Die dringende Verabschiedung des Gesetzesentwurfs zur Beitritt zur Konvention über den rechtlichen Status des Kaspischen Meeres in der Regierung von Masoud Pezeshkian hat erneut eine der sensibelsten Akten der Außenpolitik und nationalen Interessen Irans in die Schlagzeilen gebracht. Dieses Thema hat in den letzten Tagen breite Reaktionen und Kritik von Experten, Juristen und politischen Aktivisten hervorgerufen. Laut Regierung ist dieser Gesetzentwurf dasselbe Dokument, das 2018 auf dem Aktau-Gipfel unter der Regierung von Hassan Rouhani unterzeichnet wurde und nun zur rechtlichen Prüfung an das Parlament gesendet wurde.

Unbeantwortete Fragen zu den Rechten Irans
Kritiker sind der Meinung, dass der wichtigste Mangel dieser Konvention darin besteht, dass der genaue Anteil Irans am Kaspischen Meer sowie die Grenzen des Meeresbodens und Untergrunds nicht festgelegt werden. Daher stellt sich die Frage, welche Garantie die sofortige Verabschiedung eines solchen Dokuments für die Wahrung der Rechte Irans bei der Nutzung der enormen Öl-, Gas-, Fischerei- und anderen wirtschaftlichen Kapazitäten des Kaspischen Meeres bietet.

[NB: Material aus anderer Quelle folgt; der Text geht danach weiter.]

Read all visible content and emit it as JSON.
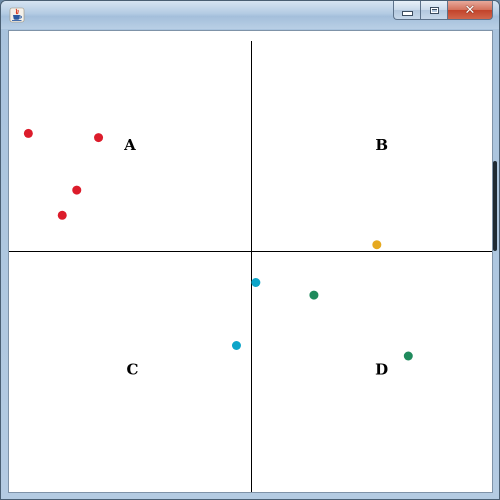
{
  "window": {
    "icon": "java-coffee-cup-icon",
    "controls": {
      "minimize": "minimize-icon",
      "maximize": "maximize-icon",
      "close": "close-icon",
      "close_glyph": "✕"
    }
  },
  "chart_data": {
    "type": "scatter",
    "xlim": [
      -1,
      1
    ],
    "ylim": [
      -1,
      1
    ],
    "axes_through_origin": true,
    "grid": false,
    "quadrant_labels": [
      {
        "text": "A",
        "x": -0.5,
        "y": 0.5
      },
      {
        "text": "B",
        "x": 0.54,
        "y": 0.5
      },
      {
        "text": "C",
        "x": -0.49,
        "y": -0.57
      },
      {
        "text": "D",
        "x": 0.54,
        "y": -0.57
      }
    ],
    "points": [
      {
        "x": -0.92,
        "y": 0.56,
        "color": "#dc1c2b"
      },
      {
        "x": -0.63,
        "y": 0.54,
        "color": "#dc1c2b"
      },
      {
        "x": -0.72,
        "y": 0.29,
        "color": "#dc1c2b"
      },
      {
        "x": -0.78,
        "y": 0.17,
        "color": "#dc1c2b"
      },
      {
        "x": 0.52,
        "y": 0.03,
        "color": "#e6a920"
      },
      {
        "x": 0.02,
        "y": -0.15,
        "color": "#0da5c9"
      },
      {
        "x": -0.06,
        "y": -0.45,
        "color": "#0da5c9"
      },
      {
        "x": 0.26,
        "y": -0.21,
        "color": "#1f8a5c"
      },
      {
        "x": 0.65,
        "y": -0.5,
        "color": "#1f8a5c"
      }
    ]
  }
}
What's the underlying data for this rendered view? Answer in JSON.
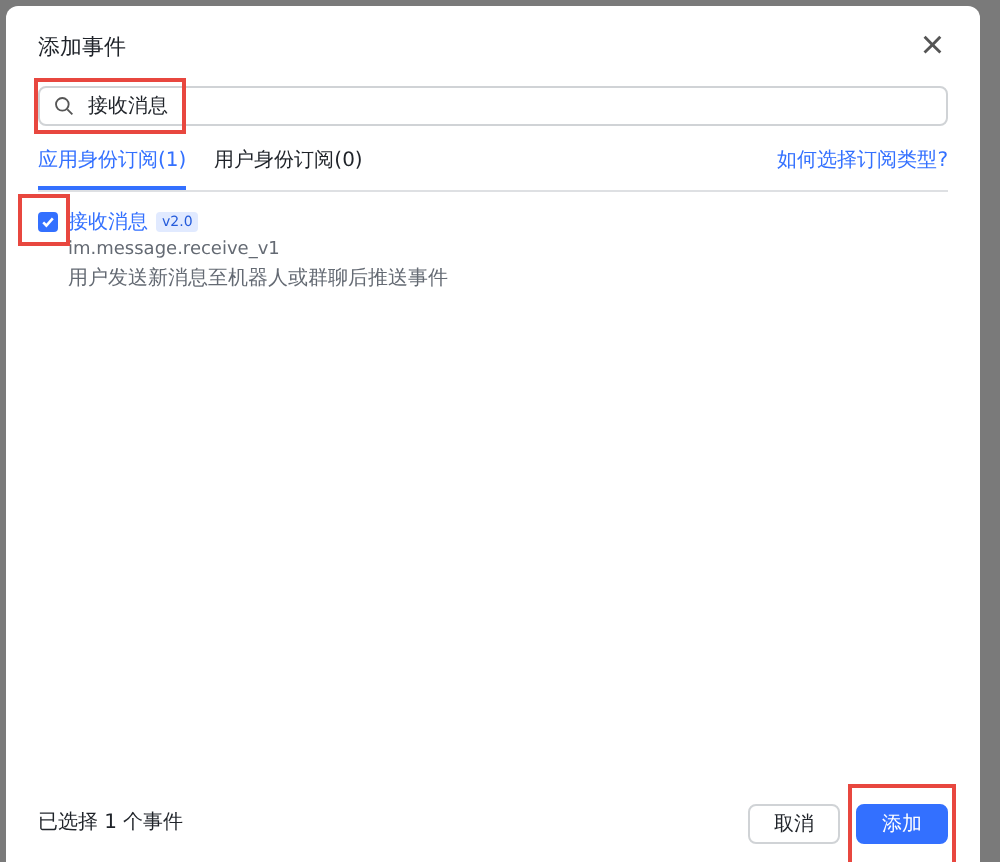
{
  "dialog": {
    "title": "添加事件",
    "close": "×"
  },
  "search": {
    "value": "接收消息",
    "highlighted": true
  },
  "tabs": [
    {
      "label": "应用身份订阅(1)",
      "selected": true
    },
    {
      "label": "用户身份订阅(0)",
      "selected": false
    }
  ],
  "help_link": "如何选择订阅类型?",
  "events": [
    {
      "name": "接收消息",
      "version": "v2.0",
      "api": "im.message.receive_v1",
      "description": "用户发送新消息至机器人或群聊后推送事件",
      "checked": true,
      "highlighted": true
    }
  ],
  "footer": {
    "summary": "已选择 1 个事件",
    "buttons": [
      {
        "label": "取消",
        "kind": "secondary",
        "highlighted": false
      },
      {
        "label": "添加",
        "kind": "primary",
        "highlighted": true
      }
    ]
  }
}
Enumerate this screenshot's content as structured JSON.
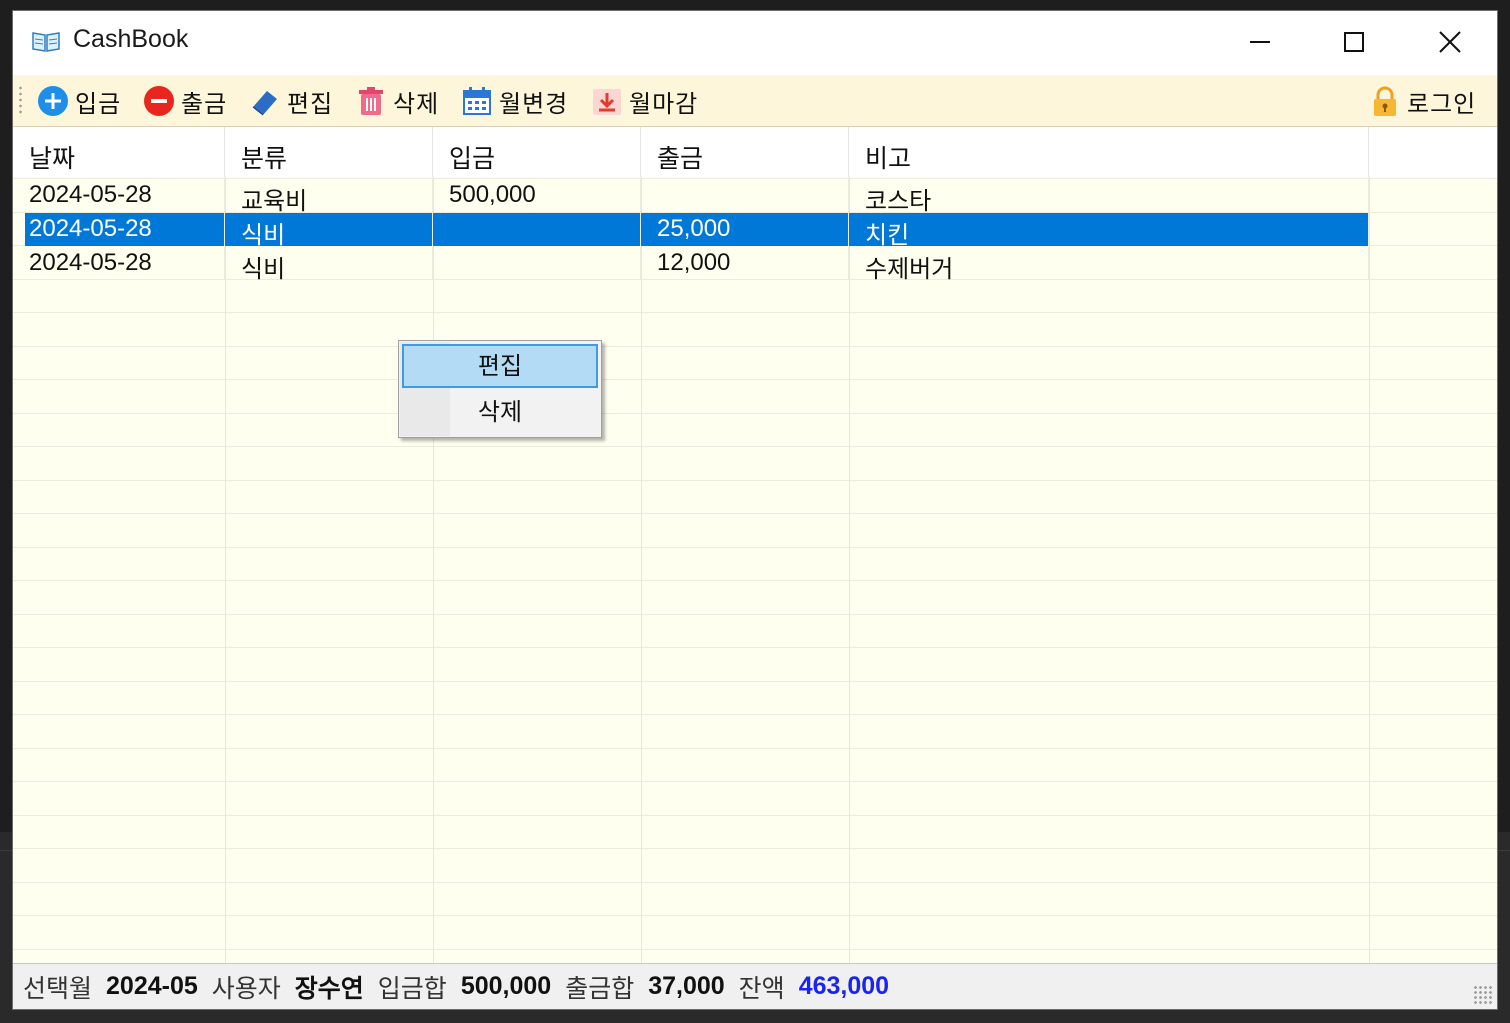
{
  "window": {
    "title": "CashBook"
  },
  "toolbar": {
    "items": [
      {
        "label": "입금",
        "icon": "plus-circle-icon"
      },
      {
        "label": "출금",
        "icon": "minus-circle-icon"
      },
      {
        "label": "편집",
        "icon": "eraser-icon"
      },
      {
        "label": "삭제",
        "icon": "trash-icon"
      },
      {
        "label": "월변경",
        "icon": "calendar-icon"
      },
      {
        "label": "월마감",
        "icon": "download-icon"
      }
    ],
    "login": {
      "label": "로그인",
      "icon": "lock-icon"
    }
  },
  "grid": {
    "columns": [
      "날짜",
      "분류",
      "입금",
      "출금",
      "비고"
    ],
    "rows": [
      {
        "date": "2024-05-28",
        "category": "교육비",
        "income": "500,000",
        "expense": "",
        "memo": "코스타",
        "selected": false
      },
      {
        "date": "2024-05-28",
        "category": "식비",
        "income": "",
        "expense": "25,000",
        "memo": "치킨",
        "selected": true
      },
      {
        "date": "2024-05-28",
        "category": "식비",
        "income": "",
        "expense": "12,000",
        "memo": "수제버거",
        "selected": false
      }
    ]
  },
  "context_menu": {
    "items": [
      {
        "label": "편집",
        "highlighted": true
      },
      {
        "label": "삭제",
        "highlighted": false
      }
    ]
  },
  "status": {
    "month_label": "선택월",
    "month_value": "2024-05",
    "user_label": "사용자",
    "user_value": "장수연",
    "income_label": "입금합",
    "income_value": "500,000",
    "expense_label": "출금합",
    "expense_value": "37,000",
    "balance_label": "잔액",
    "balance_value": "463,000"
  },
  "colors": {
    "accent": "#0078d7",
    "balance": "#1a24f0",
    "grid_bg": "#fffff0",
    "toolbar_bg": "#fdf6da"
  }
}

In den vergangenen Jahren wurde die Unterzeichnung der Aktau-Konvention ebenfalls stark kritisiert, und einige Experten warnten, dass jede Vereinbarung über das rechtliche Regime des Kaspischen Meeres ohne genaue Festlegung der Grenzlinien und Anteile der Länder in Zukunft zum Nachteil der Interessen Irans ausfallen könnte. Auch jetzt, mit der erneuten Vorlage dieses Gesetzentwurfs, sind dieselben Bedenken wieder aufgetaucht, und viele fordern die Veröffentlichung des vollständigen Textes der iranischen Überlegungen, der vorgeschlagenen Karten und der damit verbundenen Expertenberichte.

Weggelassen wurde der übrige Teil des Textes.